The contents of the recording have not been made public but, according to what anonymous sources from the Justice Department have told CNN television, Donald Trump's words make it clear that the former president knew that those were classified documents. This refutes the argument of Trump and his lawyers that he is capable of declassifying secret documents only with the power of his mind, that is, without saying anything to anyone, nor, of course, formalizing it in writing. In any case, that argument has no legal force.
But the recording indicates something that may be more damaging to Trump, as it suggests that he knew what he was doing was illegal. That indicates intent in the commission of the crime and also shows that he has been lying to FBI investigators since he left the White House and those documents were found to be missing. In any case, as long as the exact content of the conversation in question is not known, all evaluations are simply cabals.
The recording was made at Trump's golf club in Bedminster, in New Jersey, near New York, where the president usually spends the summer, away from the sweltering heat of Florida, where his official residence is, also the Mar Mar Country Club. -a-Lake. At the moment it is unknown what Smith's team will do with it. The United States has much more lax legislation on privacy of communications than Europe, and in many states it is legal to record private conversations without the consent of the people involved. According to The New York Times, the recording was made with Trump's consent, as part of the preparation of the book that his former chief of staff, Mark Meadows, published about his experience in the White House.
Another different thing is the political impact that this audio document is going to have. There, Trump appears to benefit from legal action against him. His popularity experienced a spectacular rise when he was prosecuted in New York for payments to the pornographic actress Stormy Daniels so that she would hide the sexual relationship they had had during the 2016 election campaign.

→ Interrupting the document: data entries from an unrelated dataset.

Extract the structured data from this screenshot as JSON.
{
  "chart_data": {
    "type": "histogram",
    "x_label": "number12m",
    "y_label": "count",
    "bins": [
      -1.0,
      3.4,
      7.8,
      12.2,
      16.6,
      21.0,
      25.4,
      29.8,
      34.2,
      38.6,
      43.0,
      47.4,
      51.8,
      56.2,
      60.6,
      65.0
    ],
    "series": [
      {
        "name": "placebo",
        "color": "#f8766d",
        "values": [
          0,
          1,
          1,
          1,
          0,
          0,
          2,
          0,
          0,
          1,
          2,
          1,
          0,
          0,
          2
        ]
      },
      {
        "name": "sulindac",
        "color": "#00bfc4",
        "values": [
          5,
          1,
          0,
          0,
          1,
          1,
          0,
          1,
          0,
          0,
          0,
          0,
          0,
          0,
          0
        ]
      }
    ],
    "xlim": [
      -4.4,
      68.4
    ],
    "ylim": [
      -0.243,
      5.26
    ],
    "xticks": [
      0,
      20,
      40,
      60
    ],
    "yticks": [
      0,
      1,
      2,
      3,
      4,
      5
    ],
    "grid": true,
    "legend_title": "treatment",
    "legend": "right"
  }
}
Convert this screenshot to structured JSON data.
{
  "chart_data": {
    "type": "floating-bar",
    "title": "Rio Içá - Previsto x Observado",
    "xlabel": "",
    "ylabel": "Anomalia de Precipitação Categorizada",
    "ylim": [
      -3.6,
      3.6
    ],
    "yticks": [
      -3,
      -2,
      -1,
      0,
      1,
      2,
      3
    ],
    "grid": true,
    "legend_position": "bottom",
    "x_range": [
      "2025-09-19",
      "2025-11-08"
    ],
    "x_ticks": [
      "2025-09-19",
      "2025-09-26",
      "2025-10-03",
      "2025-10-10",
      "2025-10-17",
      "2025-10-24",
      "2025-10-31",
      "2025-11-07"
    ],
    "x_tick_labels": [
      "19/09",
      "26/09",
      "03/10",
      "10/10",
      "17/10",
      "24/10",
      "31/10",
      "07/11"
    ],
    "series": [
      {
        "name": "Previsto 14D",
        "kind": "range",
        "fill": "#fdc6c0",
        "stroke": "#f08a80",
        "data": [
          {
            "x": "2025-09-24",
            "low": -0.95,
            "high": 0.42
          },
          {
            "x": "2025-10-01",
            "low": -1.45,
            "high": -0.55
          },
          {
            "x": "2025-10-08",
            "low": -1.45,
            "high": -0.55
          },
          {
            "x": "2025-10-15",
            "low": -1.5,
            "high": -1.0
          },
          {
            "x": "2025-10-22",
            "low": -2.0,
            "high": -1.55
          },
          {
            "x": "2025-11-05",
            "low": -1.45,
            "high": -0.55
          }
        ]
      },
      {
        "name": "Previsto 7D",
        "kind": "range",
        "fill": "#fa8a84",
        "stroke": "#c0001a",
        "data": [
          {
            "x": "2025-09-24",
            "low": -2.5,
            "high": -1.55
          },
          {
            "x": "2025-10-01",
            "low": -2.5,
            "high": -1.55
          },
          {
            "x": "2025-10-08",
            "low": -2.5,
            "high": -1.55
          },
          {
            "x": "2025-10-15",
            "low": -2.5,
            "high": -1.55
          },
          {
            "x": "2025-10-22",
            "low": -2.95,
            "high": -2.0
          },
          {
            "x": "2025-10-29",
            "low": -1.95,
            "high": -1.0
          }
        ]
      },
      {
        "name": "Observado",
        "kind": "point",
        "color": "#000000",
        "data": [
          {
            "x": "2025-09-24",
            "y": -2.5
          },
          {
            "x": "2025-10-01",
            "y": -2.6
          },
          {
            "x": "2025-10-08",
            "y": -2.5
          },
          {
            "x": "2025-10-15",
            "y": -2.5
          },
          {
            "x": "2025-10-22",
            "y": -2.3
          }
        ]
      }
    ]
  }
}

Despite his well-proven care not to say anything compromising in public, Trump has a considerable record of recordings that have cost him politically or legally. The most famous is the one on the television show Access Hollywood, in which he said that when you're rich, women literally let themselves be grabbed by their genitals. Trump currently has a criminal case on the Georgia bench after asking in a phone call - also recorded - the political leaders of the state, to fabricate the necessary votes so that he could win the elections there. Finally, the telephone conversation between Trump and the president of Ukraine, Volodímir Zelenski, in which he asked the latter to announce the opening of an investigation against Hunter Biden, the son of the then candidate for the US presidency - who would end up defeating him at the polls - triggered his first impeachment.